Disciplina: em casa o horário de trabalho deve ser rígido, pois envolve metas e produtividade.
Invasão do espaço privado e familiar pelo mundo do trabalho: seria inocência acreditar que cônjuges, filhos e filhas respeitarão plenamente seu novo ambiente de trabalho. O trabalho corre risco de ser interrompido por problemas domésticos, podendo gerar conflitos familiares, já que o serviço pendente poderá ser realizado nos fins de semana, em sacrifício do convívio familiar.

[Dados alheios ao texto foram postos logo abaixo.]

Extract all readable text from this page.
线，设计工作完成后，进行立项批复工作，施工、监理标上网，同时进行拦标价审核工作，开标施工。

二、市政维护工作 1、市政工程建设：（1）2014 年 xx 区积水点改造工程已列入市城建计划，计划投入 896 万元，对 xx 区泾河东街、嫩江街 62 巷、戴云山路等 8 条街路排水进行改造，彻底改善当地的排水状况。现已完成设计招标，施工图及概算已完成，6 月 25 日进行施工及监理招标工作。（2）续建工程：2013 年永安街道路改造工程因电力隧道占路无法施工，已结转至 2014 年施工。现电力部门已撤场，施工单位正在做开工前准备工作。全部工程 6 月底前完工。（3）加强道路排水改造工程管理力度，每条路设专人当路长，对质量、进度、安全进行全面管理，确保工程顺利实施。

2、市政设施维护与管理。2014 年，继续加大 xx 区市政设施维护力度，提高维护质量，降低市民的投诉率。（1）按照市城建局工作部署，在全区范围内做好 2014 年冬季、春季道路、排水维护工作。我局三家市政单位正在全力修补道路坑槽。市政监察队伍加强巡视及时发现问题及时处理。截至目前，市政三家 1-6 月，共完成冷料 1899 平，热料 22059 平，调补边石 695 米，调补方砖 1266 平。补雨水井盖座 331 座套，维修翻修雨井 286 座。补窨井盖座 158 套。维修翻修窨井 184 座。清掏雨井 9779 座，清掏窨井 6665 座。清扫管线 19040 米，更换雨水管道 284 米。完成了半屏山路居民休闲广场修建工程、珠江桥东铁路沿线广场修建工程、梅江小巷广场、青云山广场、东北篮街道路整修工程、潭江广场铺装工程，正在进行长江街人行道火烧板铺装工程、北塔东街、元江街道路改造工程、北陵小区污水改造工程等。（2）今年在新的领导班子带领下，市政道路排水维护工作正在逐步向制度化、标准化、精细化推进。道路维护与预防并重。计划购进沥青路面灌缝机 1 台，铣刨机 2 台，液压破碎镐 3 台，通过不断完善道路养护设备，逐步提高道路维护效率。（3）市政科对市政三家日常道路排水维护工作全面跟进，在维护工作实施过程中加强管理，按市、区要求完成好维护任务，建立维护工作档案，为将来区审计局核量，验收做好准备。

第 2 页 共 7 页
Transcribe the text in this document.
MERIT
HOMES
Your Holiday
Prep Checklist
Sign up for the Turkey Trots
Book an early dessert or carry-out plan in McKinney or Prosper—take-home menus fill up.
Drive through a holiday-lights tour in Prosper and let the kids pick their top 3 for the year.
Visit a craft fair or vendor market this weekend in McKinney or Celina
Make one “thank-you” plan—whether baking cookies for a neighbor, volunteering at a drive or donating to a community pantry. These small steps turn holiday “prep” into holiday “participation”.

Isolamento social: o trabalho cria vínculos com as pessoas que trabalham juntas, e muitas vezes, em caso de dúvidas, o colega ou chefe estará ao seu lado para te ajudar. Com o home office, o servidor estará isolado, se afastando da categoria e de suas lutas profissionais, causando uma alienação nesse trabalhador que não conta com os colegas para debater assuntos de seu interesse profissional.
Problemas tecnológicos: vírus, internet lenta, interação com o PJE, segurança e velocidade dos dados.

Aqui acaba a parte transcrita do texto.